I recently wrote on this blog about how great it is to work in a Results Only Work Environment (ROWE). In my infinite experience to date (two whole months at Actionable), new insights into this work culture have revealed themselves to me. It’s partly related to ROWE, and partly related to Actionable working hard to practice what we preach—creating inclusive and engaging environments through candid conversations. Part of the culture at Actionable is a willingness to embrace experimentation. And a part of working with a highly collaborative team is being available to new ideas, and pivoting strategy as required. To make this work, Actionable embraces failure.
At a recent meeting with my managers, we got talking about parts of the business that I am interested in working on, about new challenges and opportunities I can see on the horizon, and about the influence I will ultimately have on shaping the direction of my role. The message I walked away with was this: “Put your hand up as much as you want, either to ask questions, or to jump in on the projects that interest you.” I don’t have to be perfect or experienced to work on projects that excite me, which means that the scope of my role is limited only by my own interest and enthusiasm. To succeed in this environment, I have to be willing to be wrong, and wrong often. But to be involved in what interests me, all I have to do is be excited to play.

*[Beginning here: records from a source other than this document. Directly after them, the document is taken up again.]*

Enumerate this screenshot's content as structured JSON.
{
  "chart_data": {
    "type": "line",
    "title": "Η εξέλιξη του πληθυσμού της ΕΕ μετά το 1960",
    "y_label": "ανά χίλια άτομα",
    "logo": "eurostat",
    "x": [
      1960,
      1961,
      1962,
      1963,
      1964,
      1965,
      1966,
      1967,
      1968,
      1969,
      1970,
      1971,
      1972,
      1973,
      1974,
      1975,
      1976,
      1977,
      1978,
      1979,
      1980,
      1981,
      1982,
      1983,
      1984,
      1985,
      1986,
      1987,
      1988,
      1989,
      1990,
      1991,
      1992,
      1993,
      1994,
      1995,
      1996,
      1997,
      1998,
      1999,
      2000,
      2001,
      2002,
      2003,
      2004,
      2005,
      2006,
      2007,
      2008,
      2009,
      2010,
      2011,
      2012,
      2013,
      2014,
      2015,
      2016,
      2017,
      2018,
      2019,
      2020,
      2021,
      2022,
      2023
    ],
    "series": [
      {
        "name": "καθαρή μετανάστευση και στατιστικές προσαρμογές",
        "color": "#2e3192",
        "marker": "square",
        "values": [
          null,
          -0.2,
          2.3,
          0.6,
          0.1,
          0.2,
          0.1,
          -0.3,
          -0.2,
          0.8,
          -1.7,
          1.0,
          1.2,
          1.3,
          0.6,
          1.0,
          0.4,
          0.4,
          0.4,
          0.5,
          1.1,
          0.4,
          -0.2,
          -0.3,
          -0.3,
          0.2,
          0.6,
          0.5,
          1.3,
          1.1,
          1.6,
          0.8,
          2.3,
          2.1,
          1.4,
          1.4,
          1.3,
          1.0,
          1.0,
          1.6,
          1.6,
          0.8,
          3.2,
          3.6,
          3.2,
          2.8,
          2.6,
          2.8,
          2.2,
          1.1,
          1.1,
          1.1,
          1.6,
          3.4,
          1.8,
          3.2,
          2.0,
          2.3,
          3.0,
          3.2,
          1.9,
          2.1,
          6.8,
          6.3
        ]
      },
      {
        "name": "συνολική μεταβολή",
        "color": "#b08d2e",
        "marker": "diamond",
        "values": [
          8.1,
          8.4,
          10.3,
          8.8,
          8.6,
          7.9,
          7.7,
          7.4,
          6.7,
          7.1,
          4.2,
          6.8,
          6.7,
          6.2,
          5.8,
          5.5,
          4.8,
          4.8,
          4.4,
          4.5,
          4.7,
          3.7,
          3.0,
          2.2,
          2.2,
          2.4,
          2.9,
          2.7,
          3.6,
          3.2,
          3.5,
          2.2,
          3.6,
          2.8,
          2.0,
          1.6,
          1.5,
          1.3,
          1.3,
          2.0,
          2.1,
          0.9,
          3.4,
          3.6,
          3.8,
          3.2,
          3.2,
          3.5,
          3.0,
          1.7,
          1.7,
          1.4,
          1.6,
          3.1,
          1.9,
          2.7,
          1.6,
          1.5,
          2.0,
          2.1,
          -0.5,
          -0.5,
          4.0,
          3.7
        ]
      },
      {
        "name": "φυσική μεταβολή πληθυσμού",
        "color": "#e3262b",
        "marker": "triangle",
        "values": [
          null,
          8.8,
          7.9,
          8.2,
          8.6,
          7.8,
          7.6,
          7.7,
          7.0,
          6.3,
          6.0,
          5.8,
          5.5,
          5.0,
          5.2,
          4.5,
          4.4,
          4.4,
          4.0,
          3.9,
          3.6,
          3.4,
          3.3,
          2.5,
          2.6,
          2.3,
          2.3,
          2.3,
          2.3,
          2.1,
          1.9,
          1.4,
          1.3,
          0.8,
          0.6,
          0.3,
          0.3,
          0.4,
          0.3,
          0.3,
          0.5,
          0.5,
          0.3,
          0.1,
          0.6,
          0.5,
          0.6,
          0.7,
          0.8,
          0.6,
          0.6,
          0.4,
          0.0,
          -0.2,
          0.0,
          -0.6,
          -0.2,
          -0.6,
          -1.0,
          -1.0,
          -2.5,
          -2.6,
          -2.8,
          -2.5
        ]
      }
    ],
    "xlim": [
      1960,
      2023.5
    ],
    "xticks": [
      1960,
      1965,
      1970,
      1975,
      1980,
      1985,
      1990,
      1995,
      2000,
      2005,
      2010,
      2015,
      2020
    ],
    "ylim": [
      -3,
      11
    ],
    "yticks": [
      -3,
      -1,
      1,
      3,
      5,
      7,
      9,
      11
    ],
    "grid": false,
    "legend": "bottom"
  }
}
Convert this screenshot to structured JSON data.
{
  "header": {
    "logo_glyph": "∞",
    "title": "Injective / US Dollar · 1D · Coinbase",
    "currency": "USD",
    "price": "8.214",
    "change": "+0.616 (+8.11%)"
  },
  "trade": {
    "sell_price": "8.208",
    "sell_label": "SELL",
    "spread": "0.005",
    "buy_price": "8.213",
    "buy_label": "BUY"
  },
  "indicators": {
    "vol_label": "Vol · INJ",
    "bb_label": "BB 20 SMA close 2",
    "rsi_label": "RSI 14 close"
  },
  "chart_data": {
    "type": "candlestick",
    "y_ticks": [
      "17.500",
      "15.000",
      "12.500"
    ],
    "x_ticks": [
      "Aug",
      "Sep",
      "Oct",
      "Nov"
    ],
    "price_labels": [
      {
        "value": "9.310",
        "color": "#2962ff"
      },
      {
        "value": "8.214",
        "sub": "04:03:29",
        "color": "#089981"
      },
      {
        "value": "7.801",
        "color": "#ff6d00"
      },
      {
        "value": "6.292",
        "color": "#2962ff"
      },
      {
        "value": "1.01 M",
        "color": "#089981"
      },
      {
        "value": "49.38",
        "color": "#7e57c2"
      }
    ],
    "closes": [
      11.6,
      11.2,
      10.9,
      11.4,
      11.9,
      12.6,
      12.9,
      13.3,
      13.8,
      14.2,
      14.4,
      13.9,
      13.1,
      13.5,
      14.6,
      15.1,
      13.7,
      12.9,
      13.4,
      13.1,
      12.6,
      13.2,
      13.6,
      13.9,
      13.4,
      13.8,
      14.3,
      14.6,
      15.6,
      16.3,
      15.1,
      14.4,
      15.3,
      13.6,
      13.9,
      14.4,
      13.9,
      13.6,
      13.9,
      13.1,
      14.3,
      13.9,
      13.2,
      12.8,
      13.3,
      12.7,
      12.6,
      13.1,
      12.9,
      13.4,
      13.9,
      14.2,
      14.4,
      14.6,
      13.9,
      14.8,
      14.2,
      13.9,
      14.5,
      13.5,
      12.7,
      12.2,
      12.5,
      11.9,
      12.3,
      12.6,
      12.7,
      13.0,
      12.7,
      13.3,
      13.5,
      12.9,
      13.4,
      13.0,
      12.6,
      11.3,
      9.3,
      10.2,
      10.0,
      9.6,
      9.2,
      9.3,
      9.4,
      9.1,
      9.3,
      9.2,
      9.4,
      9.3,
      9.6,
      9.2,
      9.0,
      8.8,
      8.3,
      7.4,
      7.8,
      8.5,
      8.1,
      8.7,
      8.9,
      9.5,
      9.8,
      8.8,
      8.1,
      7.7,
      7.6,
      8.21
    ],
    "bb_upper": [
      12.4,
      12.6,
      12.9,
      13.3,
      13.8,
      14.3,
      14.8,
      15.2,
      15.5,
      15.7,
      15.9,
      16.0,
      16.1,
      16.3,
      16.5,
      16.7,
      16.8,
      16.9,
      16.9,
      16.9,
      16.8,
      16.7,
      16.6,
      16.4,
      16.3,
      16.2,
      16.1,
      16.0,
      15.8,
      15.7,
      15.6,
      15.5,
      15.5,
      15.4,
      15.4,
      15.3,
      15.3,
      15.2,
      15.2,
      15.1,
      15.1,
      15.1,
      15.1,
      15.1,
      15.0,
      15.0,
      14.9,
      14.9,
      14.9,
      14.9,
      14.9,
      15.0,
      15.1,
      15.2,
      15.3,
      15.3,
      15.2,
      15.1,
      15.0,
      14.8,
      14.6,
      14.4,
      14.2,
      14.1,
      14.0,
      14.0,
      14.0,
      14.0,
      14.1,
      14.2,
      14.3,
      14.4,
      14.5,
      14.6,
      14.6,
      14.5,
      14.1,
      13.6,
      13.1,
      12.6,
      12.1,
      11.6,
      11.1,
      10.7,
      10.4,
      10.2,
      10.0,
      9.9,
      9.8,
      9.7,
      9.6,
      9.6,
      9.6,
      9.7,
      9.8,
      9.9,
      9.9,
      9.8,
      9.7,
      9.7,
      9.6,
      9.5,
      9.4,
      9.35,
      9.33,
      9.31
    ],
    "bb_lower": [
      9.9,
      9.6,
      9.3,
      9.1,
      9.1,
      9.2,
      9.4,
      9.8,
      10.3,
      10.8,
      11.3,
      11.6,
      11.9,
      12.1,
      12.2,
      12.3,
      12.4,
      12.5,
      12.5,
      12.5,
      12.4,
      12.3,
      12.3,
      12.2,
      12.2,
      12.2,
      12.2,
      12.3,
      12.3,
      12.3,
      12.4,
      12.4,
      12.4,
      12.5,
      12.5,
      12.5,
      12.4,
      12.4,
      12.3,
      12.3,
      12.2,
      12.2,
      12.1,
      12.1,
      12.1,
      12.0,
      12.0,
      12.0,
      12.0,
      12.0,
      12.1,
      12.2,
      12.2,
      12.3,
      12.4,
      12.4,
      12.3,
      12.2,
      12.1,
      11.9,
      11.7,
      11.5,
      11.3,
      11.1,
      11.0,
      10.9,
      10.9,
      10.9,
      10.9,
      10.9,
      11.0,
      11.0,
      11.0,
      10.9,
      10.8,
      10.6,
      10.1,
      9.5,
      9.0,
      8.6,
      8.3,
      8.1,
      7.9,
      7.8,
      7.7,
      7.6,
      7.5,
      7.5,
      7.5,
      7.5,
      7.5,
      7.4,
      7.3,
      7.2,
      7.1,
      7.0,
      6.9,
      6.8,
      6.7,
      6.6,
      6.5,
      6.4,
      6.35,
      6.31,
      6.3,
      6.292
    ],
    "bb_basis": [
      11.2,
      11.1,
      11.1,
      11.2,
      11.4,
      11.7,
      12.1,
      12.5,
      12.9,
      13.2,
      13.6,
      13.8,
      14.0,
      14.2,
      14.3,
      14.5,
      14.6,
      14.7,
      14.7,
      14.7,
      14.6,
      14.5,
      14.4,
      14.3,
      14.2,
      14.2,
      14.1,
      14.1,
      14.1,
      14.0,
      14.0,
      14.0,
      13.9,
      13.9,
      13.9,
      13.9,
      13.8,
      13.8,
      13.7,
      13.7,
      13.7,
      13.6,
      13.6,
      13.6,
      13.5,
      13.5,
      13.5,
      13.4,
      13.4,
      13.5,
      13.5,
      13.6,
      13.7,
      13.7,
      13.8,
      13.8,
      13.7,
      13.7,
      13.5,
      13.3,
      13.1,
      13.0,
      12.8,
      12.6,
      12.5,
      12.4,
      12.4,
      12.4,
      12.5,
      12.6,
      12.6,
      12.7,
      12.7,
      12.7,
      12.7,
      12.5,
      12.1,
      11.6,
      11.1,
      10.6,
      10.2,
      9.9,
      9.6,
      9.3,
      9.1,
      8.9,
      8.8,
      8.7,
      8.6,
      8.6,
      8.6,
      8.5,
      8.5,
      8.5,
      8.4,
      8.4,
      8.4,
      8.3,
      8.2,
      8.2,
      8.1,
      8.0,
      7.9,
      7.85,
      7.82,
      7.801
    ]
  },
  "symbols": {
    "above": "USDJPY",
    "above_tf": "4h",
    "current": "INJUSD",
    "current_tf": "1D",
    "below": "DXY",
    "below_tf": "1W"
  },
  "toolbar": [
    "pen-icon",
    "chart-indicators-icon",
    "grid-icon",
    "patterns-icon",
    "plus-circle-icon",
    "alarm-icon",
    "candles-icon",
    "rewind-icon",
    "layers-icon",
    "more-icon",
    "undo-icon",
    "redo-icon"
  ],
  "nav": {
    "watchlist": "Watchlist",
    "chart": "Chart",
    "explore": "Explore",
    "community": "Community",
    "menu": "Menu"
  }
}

Many of us, myself included, associate the word failure with shame. We don’t want to fail, and when we do, we want to hide it from those around us. To me, the word failure conjures images of complete and utter disaster (the stuff of stress dreams/nightmares). In reality, most failures are small, with minimal impact on the big picture, and they offer opportunities for learning and redirection.
Sometimes I let a typo slip by, and while that stings for a minute, I can fix it and move on. We are constantly working out new ways to promote our content—sometimes they work, and when they don’t, we just talk about why we think that could be, and change up our tactics the next time. As we continue to achieve results, and take on more and more ambitious projects, our failures will be larger and more complicated. But we have an established culture of embracing and working through failure as a team. So we will face those challenges when we meet them.
Accountability is an important element of ROWE, and part of the Actionable culture is a disdain for finger pointing. We are all adults who are capable of owning our own projects, and our own mistakes, and we can recognize that assigning blame is never productive, especially when trying to overcome a failure. Squabbling over whose “fault” a failure is will not fix the problem, and it’s simply not a good look for adult professionals.
One of my colleagues recently wrote about how change can be scary and messy, yet it is also essential. None of us are perfect, and uncertainty and volatility are now unavoidable characteristics of the modern workplace. Embracing failure and being open to experiments are essential for success in this landscape.
Last week, I was able to meet my colleagues in person, at a staff event in King City. It was exciting to be in the same room with the people I’ve been working with remotely for the past few months, as well as to meet the team members that I don’t work with regularly.
Though the schedule was jam packed with four days of discussions, framing, strategizing, and some truly hilarious moments, I walked away from the retreat feeling refreshed and reenergized. Actionable is a truly collaborative team, capable of generating a hundred great ideas a minute, with the foresight to challenge, poke holes, and pull back, in order to make the most impact with the least amount of work. We work hard and fast, and to accomplish that, we have to be comfortable with failure.
Not all great ideas end up generating revenue. What sounds brilliant in a brainstorming session may be a total flop in the real world. If we were afraid of failure, we would get paralyzed.
One of the most surprising things to me about the retreat, was hearing the stories of learning from past challenges and failures. It was surprising because I joined Actionable at a moment when it seemed as though everything was perfectly thought out and well-executed. Learning about the history of experiencing and embracing failure was inspiring: my colleagues are strong, smart, innovative people, who don’t curl into a ball and give up when things get hard. I’m proud to be among their ranks. They were able to learn from those failures to create the incredible company that I joined two months ago.
We are all going to experience failure. The frequency and severity of those failures will fluctuate over time and the course of our lives, but failure is an unavoidable reality. Being able to acknowledge, learn from, and move past failure, is a mark of maturity and professionalism that we should all aspire to embody.